Localizado no nordeste do Mato Grosso, o Parque Indígena do Xingu já conquistou celebridades internacionais, como o cantor britânico Sting, que visitou a região nos anos 90. Mas muitos brasileiros não fazem muita ideia do que é o Xingu e como se dá o acesso a ele.
Criado em 1961, o Parque Indígena do Xingu ocupa uma área de mais de 27 mil quilômetros quadrados em uma região plana entre o planalto central e a Amazônia.Terceiro maior parque indígena do mundo, o Xingu conta com cinco mil habitantes de 16 etnias e 204 tribos.

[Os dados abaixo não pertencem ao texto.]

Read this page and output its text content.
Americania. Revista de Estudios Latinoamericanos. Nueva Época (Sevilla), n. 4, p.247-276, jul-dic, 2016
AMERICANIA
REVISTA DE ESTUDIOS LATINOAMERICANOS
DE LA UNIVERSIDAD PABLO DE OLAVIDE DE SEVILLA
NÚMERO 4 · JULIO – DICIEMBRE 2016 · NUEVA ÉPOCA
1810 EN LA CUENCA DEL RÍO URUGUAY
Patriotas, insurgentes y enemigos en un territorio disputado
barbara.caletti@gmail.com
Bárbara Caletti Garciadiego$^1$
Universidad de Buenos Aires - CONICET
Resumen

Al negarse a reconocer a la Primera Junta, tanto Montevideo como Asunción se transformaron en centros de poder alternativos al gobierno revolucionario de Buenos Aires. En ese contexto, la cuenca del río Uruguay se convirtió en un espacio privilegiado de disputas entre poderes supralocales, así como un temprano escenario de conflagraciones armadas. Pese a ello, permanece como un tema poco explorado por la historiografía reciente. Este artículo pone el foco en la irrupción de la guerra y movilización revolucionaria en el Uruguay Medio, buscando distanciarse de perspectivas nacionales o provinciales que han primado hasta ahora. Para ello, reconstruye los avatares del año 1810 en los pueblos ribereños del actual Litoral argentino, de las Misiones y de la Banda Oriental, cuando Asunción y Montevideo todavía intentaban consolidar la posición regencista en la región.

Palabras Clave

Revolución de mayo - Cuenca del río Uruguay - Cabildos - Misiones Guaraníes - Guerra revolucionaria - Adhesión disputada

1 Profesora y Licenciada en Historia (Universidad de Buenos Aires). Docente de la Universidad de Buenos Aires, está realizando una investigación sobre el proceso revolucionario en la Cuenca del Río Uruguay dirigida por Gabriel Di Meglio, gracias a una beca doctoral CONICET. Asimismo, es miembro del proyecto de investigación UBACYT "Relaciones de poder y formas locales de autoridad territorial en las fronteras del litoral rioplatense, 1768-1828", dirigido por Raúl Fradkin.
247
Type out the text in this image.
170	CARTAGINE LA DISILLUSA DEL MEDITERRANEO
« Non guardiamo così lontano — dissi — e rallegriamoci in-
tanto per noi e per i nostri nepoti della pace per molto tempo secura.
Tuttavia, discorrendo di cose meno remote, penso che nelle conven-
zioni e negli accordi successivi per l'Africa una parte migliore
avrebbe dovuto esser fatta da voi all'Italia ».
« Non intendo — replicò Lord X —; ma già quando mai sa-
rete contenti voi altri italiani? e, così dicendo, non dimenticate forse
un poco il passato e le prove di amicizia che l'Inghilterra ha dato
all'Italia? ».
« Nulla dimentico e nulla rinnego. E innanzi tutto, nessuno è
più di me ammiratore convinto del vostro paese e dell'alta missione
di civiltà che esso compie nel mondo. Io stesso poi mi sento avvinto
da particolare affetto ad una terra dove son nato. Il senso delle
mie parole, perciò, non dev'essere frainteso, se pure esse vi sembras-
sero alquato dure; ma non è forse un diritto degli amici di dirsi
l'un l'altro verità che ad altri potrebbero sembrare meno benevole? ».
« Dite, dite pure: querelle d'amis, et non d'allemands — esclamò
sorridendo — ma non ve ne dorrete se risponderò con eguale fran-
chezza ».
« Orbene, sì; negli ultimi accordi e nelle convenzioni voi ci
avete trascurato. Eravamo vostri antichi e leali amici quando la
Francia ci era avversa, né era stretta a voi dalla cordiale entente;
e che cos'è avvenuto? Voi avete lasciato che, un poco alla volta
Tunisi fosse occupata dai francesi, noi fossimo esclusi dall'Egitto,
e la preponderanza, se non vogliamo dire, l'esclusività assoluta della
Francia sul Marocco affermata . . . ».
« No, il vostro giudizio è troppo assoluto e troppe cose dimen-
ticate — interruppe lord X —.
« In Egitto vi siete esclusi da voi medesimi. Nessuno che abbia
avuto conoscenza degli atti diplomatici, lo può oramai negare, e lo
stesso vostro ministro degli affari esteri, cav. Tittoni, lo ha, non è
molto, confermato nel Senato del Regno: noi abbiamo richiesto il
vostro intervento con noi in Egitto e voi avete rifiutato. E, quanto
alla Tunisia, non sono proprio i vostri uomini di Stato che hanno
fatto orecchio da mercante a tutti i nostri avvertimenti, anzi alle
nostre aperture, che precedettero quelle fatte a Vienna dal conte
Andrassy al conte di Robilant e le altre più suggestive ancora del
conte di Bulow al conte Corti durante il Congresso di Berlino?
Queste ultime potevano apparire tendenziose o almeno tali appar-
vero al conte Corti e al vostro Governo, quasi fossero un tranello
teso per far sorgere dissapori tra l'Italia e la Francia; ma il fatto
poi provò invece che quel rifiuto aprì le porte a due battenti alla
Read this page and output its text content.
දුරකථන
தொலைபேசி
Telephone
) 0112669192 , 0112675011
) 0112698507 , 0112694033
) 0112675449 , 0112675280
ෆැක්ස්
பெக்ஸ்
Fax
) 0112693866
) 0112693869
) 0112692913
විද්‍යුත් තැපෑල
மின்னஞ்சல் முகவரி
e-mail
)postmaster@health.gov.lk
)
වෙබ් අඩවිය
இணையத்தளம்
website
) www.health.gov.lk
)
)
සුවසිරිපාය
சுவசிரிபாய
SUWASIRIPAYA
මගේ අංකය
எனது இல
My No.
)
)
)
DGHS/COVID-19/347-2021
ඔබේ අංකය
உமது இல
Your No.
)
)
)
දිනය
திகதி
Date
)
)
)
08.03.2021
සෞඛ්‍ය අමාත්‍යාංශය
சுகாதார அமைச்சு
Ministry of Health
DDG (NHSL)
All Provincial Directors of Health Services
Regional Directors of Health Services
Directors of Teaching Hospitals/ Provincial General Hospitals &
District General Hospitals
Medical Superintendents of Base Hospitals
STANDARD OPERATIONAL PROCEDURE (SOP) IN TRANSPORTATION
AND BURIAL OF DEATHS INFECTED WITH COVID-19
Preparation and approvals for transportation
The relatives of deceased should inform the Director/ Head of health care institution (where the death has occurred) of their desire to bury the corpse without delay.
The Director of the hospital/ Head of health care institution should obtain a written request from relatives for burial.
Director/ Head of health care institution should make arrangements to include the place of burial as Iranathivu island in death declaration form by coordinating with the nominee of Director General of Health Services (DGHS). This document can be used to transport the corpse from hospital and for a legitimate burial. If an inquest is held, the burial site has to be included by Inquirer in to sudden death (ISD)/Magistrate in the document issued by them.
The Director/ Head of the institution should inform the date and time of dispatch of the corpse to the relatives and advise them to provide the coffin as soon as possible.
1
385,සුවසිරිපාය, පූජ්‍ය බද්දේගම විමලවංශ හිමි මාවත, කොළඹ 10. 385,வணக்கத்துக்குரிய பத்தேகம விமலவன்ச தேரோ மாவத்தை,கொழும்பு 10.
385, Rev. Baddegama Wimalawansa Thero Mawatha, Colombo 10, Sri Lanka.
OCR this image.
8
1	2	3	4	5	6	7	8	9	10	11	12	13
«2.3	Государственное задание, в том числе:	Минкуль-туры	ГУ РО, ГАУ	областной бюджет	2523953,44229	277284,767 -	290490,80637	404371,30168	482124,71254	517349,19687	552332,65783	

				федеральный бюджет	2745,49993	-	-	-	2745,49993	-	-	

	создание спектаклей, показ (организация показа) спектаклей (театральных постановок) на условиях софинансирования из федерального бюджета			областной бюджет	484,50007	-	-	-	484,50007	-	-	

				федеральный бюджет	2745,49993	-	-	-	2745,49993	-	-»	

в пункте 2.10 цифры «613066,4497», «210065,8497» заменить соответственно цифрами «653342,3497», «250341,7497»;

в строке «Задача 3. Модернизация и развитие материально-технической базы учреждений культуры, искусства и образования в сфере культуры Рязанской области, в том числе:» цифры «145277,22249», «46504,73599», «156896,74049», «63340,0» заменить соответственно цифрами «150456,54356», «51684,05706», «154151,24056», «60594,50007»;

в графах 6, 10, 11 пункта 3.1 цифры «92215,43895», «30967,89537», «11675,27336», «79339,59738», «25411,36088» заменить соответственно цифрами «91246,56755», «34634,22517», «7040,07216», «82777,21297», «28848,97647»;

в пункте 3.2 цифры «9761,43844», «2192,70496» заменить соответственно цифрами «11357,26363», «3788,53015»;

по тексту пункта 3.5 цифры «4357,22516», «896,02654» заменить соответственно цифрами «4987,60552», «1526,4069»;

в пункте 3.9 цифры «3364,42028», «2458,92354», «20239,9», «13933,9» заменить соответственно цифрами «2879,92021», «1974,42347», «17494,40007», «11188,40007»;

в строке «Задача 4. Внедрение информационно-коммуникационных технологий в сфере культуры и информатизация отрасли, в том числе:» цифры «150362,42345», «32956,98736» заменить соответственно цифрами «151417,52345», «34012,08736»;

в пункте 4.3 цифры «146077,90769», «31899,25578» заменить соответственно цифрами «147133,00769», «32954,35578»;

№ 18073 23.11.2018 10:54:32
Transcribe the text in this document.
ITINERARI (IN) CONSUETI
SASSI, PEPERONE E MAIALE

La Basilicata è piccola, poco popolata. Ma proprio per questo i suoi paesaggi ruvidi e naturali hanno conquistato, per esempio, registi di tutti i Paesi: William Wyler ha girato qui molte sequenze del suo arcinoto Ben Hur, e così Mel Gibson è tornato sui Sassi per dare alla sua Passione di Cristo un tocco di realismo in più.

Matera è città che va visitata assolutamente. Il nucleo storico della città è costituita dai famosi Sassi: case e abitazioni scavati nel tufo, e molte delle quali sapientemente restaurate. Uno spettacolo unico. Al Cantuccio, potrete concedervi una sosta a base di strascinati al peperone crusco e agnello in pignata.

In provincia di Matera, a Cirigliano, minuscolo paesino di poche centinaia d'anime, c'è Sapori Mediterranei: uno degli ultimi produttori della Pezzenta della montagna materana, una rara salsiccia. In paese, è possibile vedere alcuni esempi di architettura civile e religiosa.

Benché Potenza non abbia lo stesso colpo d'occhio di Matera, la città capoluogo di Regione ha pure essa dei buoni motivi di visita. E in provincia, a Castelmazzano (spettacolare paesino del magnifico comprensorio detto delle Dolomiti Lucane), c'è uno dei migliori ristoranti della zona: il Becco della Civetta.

Os turistas que desejam conhecer o parque têm como principal porta de entrada a cidade de Cuiabá, capital do Mato Grosso, mas também podem passar por Várzea Grande, Feliz Natal (onde fica o parque) e Sinop.
Cuiabá é famosa pela hospitalidade do seu povo e ainda oferece aos visitantes as lindas cachoeiras da Chapada dos Guimarães. Já Feliz Natal, a 520 quilômetros de Cuiabá, é parada obrigatória, pois abriga o Parque Nacional do Xingu.
Divisão
Para entender melhor a região do Xingu, ela pode ser dividida em três subregiões: o Baixo Xingu, ao norte, o Médio Xingu, ao centro, e o Alto Xingu, ao sul, onde ficam os afluentes que formam o rio Xingu. É também no Alto Xingu que vivem povos muito parecidos culturalmente. No Médio Xingu vivem os Trumai, os Ikpeng e os Kaiabi. Ao norte, no Baixo Xingu, vivem os Suyá, Yudjá e Kaiabi.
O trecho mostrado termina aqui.